Myśli pomocne w rozważaniu:
- Estera modli się do Boga o wsparcie w bardzo trudnym położeniu, w niebezpieczeństwie, które wyczuwa tak bardzo, że jest „niejako w mojej ręce”. Właśnie w takim położeniu ona zwraca się do Boga.
- Ona nie pragnie, by Bóg zrobił coś za nią. Prosi Go o odwagę i stosowne słowo. Ale wydaje się, że ona prosi o to, jako ktoś bliski. To brzmi trochę nie jak prośba o odwagę, która może przyjść z zewnątrz.
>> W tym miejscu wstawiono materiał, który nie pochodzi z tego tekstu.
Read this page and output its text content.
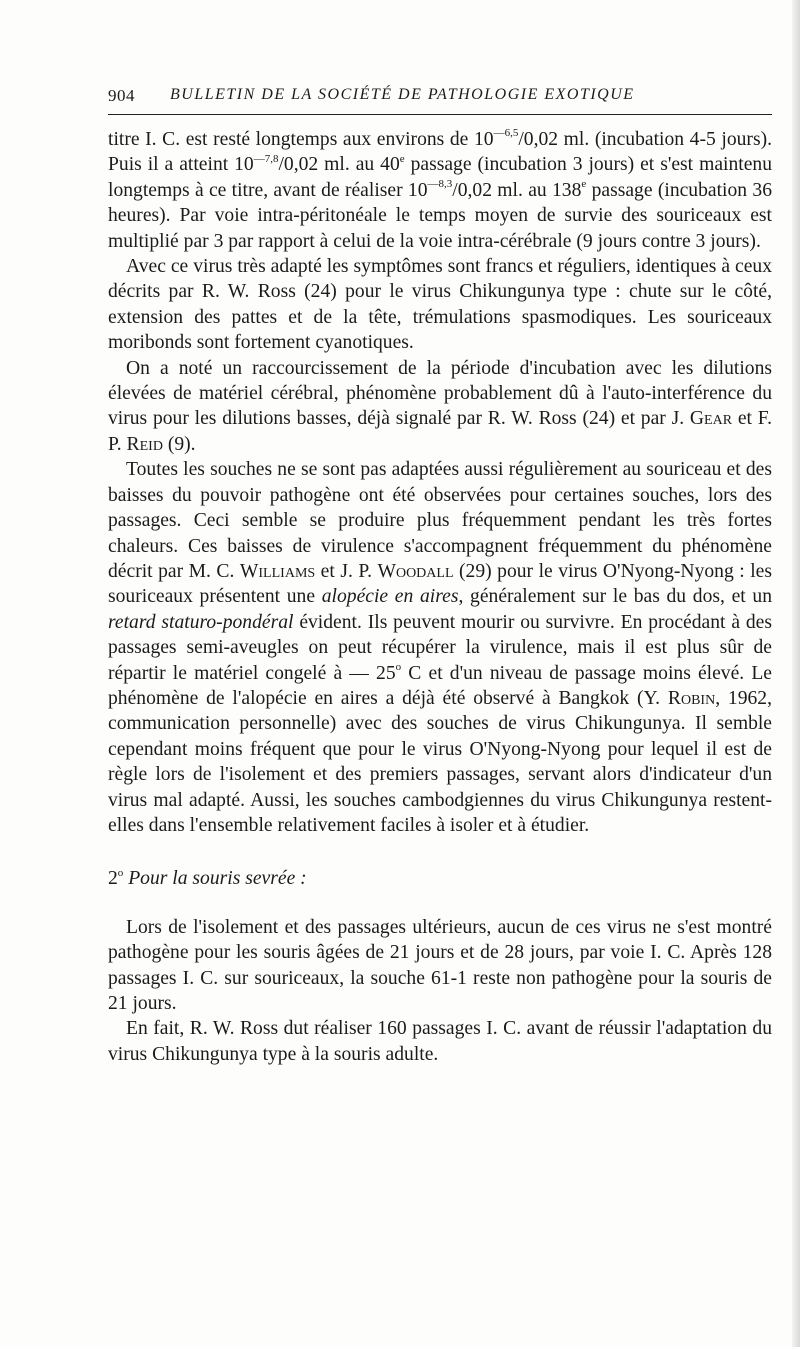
904 BULLETIN DE LA SOCIÉTÉ DE PATHOLOGIE EXOTIQUE

titre I. C. est resté longtemps aux environs de $10^{—6,5}/0,02$ ml. (incubation 4-5 jours). Puis il a atteint $10^{—7,8}/0,02$ ml. au 40e passage (incubation 3 jours) et s'est maintenu longtemps à ce titre, avant de réaliser $10^{—8,3}/0,02$ ml. au 138e passage (incubation 36 heures). Par voie intra-péritonéale le temps moyen de survie des souriceaux est multiplié par 3 par rapport à celui de la voie intra-cérébrale (9 jours contre 3 jours).

Avec ce virus très adapté les symptômes sont francs et réguliers, identiques à ceux décrits par R. W. Ross (24) pour le virus Chikungunya type : chute sur le côté, extension des pattes et de la tête, trémulations spasmodiques. Les souriceaux moribonds sont fortement cyanotiques.

On a noté un raccourcissement de la période d'incubation avec les dilutions élevées de matériel cérébral, phénomène probablement dû à l'auto-interférence du virus pour les dilutions basses, déjà signalé par R. W. Ross (24) et par J. Gear et F. P. Reid (9).

Toutes les souches ne se sont pas adaptées aussi régulièrement au souriceau et des baisses du pouvoir pathogène ont été observées pour certaines souches, lors des passages. Ceci semble se produire plus fréquemment pendant les très fortes chaleurs. Ces baisses de virulence s'accompagnent fréquemment du phénomène décrit par M. C. Williams et J. P. Woodall (29) pour le virus O'Nyong-Nyong : les souriceaux présentent une alopécie en aires, généralement sur le bas du dos, et un retard staturo-pondéral évident. Ils peuvent mourir ou survivre. En procédant à des passages semi-aveugles on peut récupérer la virulence, mais il est plus sûr de répartir le matériel congelé à — 25$^o$ C et d'un niveau de passage moins élevé. Le phénomène de l'alopécie en aires a déjà été observé à Bangkok (Y. Robin, 1962, communication personnelle) avec des souches de virus Chikungunya. Il semble cependant moins fréquent que pour le virus O'Nyong-Nyong pour lequel il est de règle lors de l'isolement et des premiers passages, servant alors d'indicateur d'un virus mal adapté. Aussi, les souches cambodgiennes du virus Chikungunya restent-elles dans l'ensemble relativement faciles à isoler et à étudier.

2$^o$ Pour la souris sevrée :

Lors de l'isolement et des passages ultérieurs, aucun de ces virus ne s'est montré pathogène pour les souris âgées de 21 jours et de 28 jours, par voie I. C. Après 128 passages I. C. sur souriceaux, la souche 61-1 reste non pathogène pour la souris de 21 jours.

En fait, R. W. Ross dut réaliser 160 passages I. C. avant de réussir l'adaptation du virus Chikungunya type à la souris adulte.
To brzmi jak prośba: „bądź ze mną wtedy, kiedy będę rozmawiać”. Ona chce poczuć bliskość Boga w trudnym położeniu. Ona nie tyle chce jakiejś Jego łaski – choć ta brzmi tekst. Pod słowami można wyczuć pragnienie, by On szedł z nią i niejako trzymał ją wtedy za rękę. Bliskość, więź, dotyk. Wtedy człowiek czuje odwagę.
- „Wspomóż mnie opuszczoną i niemającą nikogo poza Tobą, Panie, który wiesz wszystko” – te słowa potwierdzają to, co wyżej napisaliśmy. Estera przyznaje, że nie ma nikogo, że chce poczuć Jego obecność, jakby przytulić się do Jego ramienia. Prosi Go, by dał się rozpoznać w tym jej tragicznym położeniu. Pan wie wszystko, więc za wiele nie musi Mu mówić – jak przyjaciele wiedzą o sobie wszystko i w trudnym położeniu wystarczy się przytulić do przyjaciela.
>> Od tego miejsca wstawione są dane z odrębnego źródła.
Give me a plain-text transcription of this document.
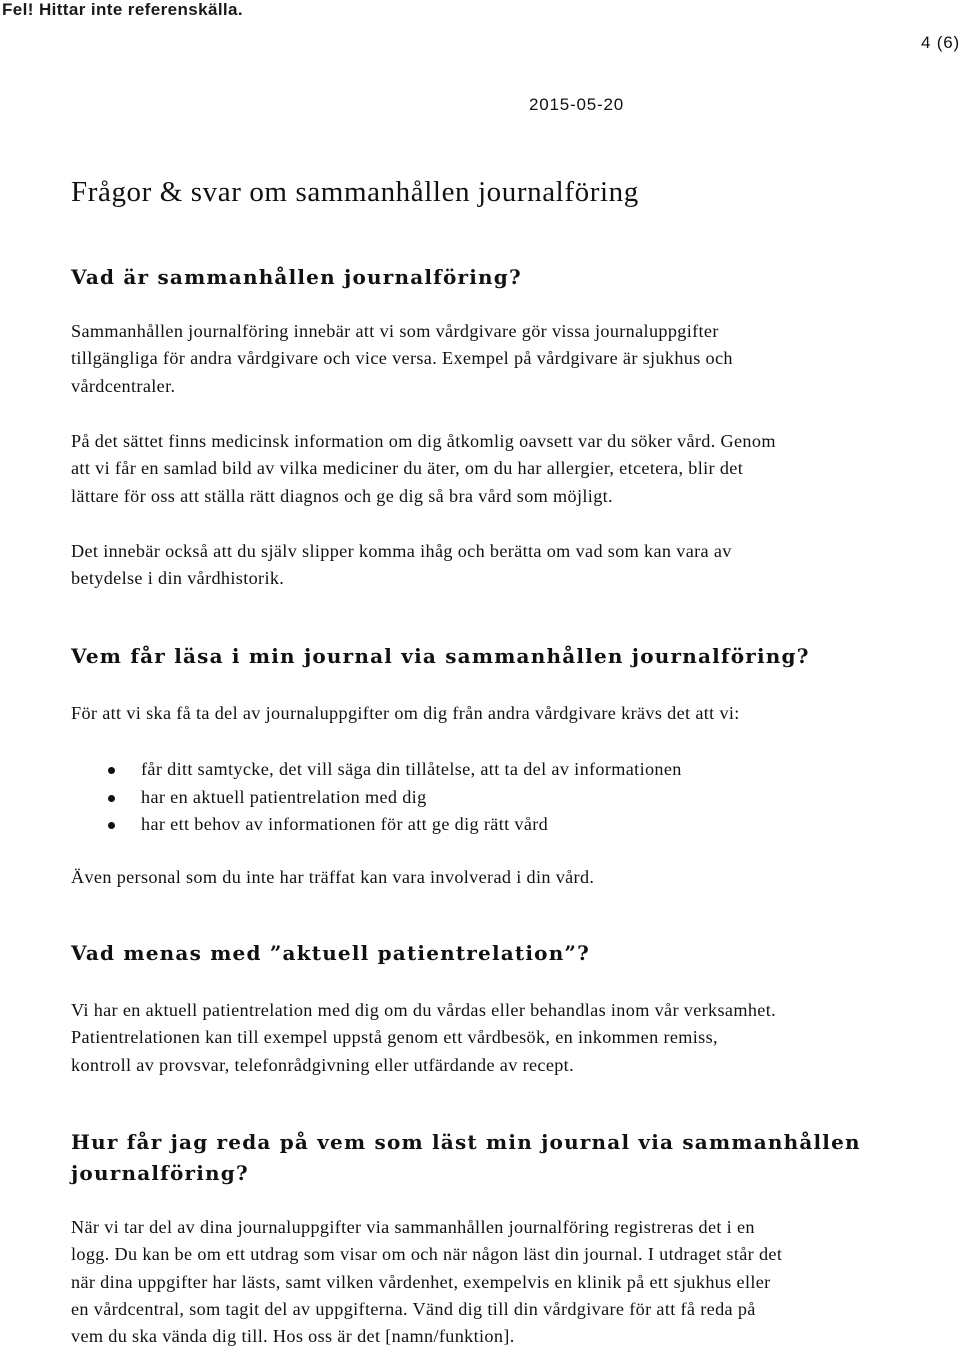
Fel! Hittar inte referenskälla.
4 (6)
2015-05-20
Frågor & svar om sammanhållen journalföring
Vad är sammanhållen journalföring?

Sammanhållen journalföring innebär att vi som vårdgivare gör vissa journaluppgifter
tillgängliga för andra vårdgivare och vice versa. Exempel på vårdgivare är sjukhus och
vårdcentraler.

På det sättet finns medicinsk information om dig åtkomlig oavsett var du söker vård. Genom
att vi får en samlad bild av vilka mediciner du äter, om du har allergier, etcetera, blir det
lättare för oss att ställa rätt diagnos och ge dig så bra vård som möjligt.

Det innebär också att du själv slipper komma ihåg och berätta om vad som kan vara av
betydelse i din vårdhistorik.

Vem får läsa i min journal via sammanhållen journalföring?

För att vi ska få ta del av journaluppgifter om dig från andra vårdgivare krävs det att vi:

får ditt samtycke, det vill säga din tillåtelse, att ta del av informationen
har en aktuell patientrelation med dig
har ett behov av informationen för att ge dig rätt vård

Även personal som du inte har träffat kan vara involverad i din vård.

Vad menas med ”aktuell patientrelation”?

Vi har en aktuell patientrelation med dig om du vårdas eller behandlas inom vår verksamhet.
Patientrelationen kan till exempel uppstå genom ett vårdbesök, en inkommen remiss,
kontroll av provsvar, telefonrådgivning eller utfärdande av recept.

Hur får jag reda på vem som läst min journal via sammanhållen
journalföring?

När vi tar del av dina journaluppgifter via sammanhållen journalföring registreras det i en
logg. Du kan be om ett utdrag som visar om och när någon läst din journal. I utdraget står det
när dina uppgifter har lästs, samt vilken vårdenhet, exempelvis en klinik på ett sjukhus eller
en vårdcentral, som tagit del av uppgifterna. Vänd dig till din vårdgivare för att få reda på
vem du ska vända dig till. Hos oss är det [namn/funktion].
Na koniec tej modlitwy porozmawiaj z Jezusem o tym wszystkim, co Cię najbardziej poruszy, co przeżyjesz jako ważne dla Twego życia. Te poruszenia zapisz w swoim dzienniku, by bardziej Cię dotknęły i miały moc przemienić Twoje życie.
Panie Ty wiesz. Ze miłość do Boga jest najważniejsza. Boże pragnę abyś zasnął ze mną i przytulił. Abym zapomniała o wszystkim co mnie spotkało. Najlepiej cofnij mi czas. Kocham Cię Boże.
Dzięki bardzo ??za wprowadzenie.Wczorajsze trudne doświadczenie ,modl.nocna i to trzymanie się mocno za rękę Boga,przytulenie najwierniejszego Przyjaciela pomogło mi bardzo w podjęciu spokojnej decyzji i nie obrażenia się i innych ?Miłość Boża jest najpotężniejszą siłą na ziemi.
W niektòrych trudnych sytuacjach pozostaje tylko Pan, Jego moc, wsparcie, bliskość, miłość. Jemu trzeba całkowicie zawierzyć, jako jedynemu wspomożycielowi.
Piękne wprowadzenie. Dziękuję. Dokładnie tak jest. Wystarczy tylko jakiś 'gest” ze strony człowieka, jeden krok, potem drugi. Ważne, żeby nie rezygnować z tej relacji.
Chyba trwa tydzień pięknych czytań, słów i gestów – miłości i pocałunku, przyjaźni i bliskości, przytulenia… Dziękuję!